Remembering the terrible scene, I cry and cry, as if my tears could float Kitty Hart out of her deathbed, up and away down to the Hope River, where she’d be found alive lying in the damp grass nursing her newborn. Hester pats my back as though I’m a baby, humming a little tune under his breath, but I can’t stop blubbering and the sobs get louder, more out of control. He puts his arm around me again. It’s a cloudburst of emotion. I’m crying again not just for Kitty and her baby but for myself and my baby, for Lawrence and Ruben and my mother and Mrs. Kelly and all the times I’ve been alone and afraid with no one to help me.

“So you arrived . . . ?” Hester asks, trying to get me to talk about what happened . . . anything to quiet the weeping. “I went there once to stitch up a mare. Beautiful horse. Got her leg tangled in some barbed wire. So you arrived and then?”

I reach for the flask and swallow two more mouthfuls, then take a big breath. “It was the worst thing I’ve ever seen. When we pulled into the yard, two women were hollering from the dogtrot porch. ‘Hurry! Hurry!’ all hysterical. I ran into the bedroom, and there was blood all over the floor. All over the bed. A young lady lay there almost unconscious and hemorrhaging with the baby still trapped in the birth canal, a premature baby with dark hair, wedged sideways.” I describe how I got the baby out but it was stillborn and about the continuous bleeding that I couldn’t stop. I tell how Mr. Hart refused to go to the colored doctor and how the seizures came and then Kitty died.

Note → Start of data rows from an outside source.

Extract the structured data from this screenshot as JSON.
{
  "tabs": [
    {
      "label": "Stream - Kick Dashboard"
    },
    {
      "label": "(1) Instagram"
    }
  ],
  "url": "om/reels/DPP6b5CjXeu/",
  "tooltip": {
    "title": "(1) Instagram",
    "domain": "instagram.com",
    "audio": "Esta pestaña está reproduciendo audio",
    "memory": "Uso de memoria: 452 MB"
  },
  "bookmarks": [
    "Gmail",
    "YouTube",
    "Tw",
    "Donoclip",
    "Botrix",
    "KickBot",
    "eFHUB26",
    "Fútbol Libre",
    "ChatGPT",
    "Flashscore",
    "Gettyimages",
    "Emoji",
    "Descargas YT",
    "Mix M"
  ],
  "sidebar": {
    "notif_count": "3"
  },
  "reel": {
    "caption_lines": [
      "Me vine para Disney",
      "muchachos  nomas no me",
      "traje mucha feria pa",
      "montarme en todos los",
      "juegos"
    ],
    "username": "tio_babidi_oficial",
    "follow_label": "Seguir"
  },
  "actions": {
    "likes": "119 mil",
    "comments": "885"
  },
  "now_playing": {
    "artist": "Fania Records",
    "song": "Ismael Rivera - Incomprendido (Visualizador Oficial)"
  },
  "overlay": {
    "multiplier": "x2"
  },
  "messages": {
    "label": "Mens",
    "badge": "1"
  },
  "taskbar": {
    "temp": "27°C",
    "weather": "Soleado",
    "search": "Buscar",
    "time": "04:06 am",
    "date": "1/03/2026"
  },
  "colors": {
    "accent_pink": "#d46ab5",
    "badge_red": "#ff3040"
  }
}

The vet frowns, trying to picture the events, takes a swig from the silver flask, then hands it back to me. “I don’t know much about women, but cows get seizures related to milk fever when they lack the ability to quickly move calcium into their milk and end up depleting their own blood levels. And there’s a condition in cats and dogs called disseminated intravascular coagulation that’s related to the depletion of clotting factors. Basically they use up all their platelets and protein and start hemorrhaging from everywhere . . . There’s also eclampsia. Maybe that was it.”

He may be attempting to comfort me by providing clinical information, and at some other time I might be attentive, but right now I’m overcome, not interested in a possible explanation. I put my hand to his mouth to silence him, and he takes it and kisses my palm, a strange gesture—an agreement, perhaps, that he should shut up. The rains have started for real now, first a pitter-patter, then a hiss.

“You have blood on your face.” He touches my cheek. “And your neck . . . here . . . and your dress.” He takes his bandanna, steps over to the door to wet the cloth in the downpour, and wipes my face, then my neck. He’s so close I can smell his sweet breath, and I close my eyes and turn my cheek to feel his hand better.

Lightning flashes, then thunder a few seconds later, so close and so loud that it shakes the barn walls. He unbuttons the two top buttons of my dress and I let him, my heart pounding so hard that I think if it wasn’t for the sound of the now-continuous claps and booms, he might hear it. When we stand, the moonshine has affected me more than I realize, and I almost fall into him.

The rain roars on the tin roof now, roars all around us, and we step to the barn door to watch the sheet lightning. He holds out his bandanna to wet it again and wipes my hands and nails, still grimy with blood, then leads me out into the downpour, where we stand with our arms around each other. My face against his wet undershirt, his face looking into the sky, flashing white, then yellow, then white again, we sway like dancers in an all-night dance marathon.

Hester unbuttons a few more buttons and then washes my neck almost down to my nipples. Shivering, I watch his fingers work. He kneels in the mud and wipes my legs, then wipes me between my legs, over and over with his soft bandanna, washes me like a baby, and I begin to cry again. No one has bathed me since my mother died. I have bathed others, patients in labor, newborn babies, old people who were ill, even just today I washed a dead woman, but no one has washed me.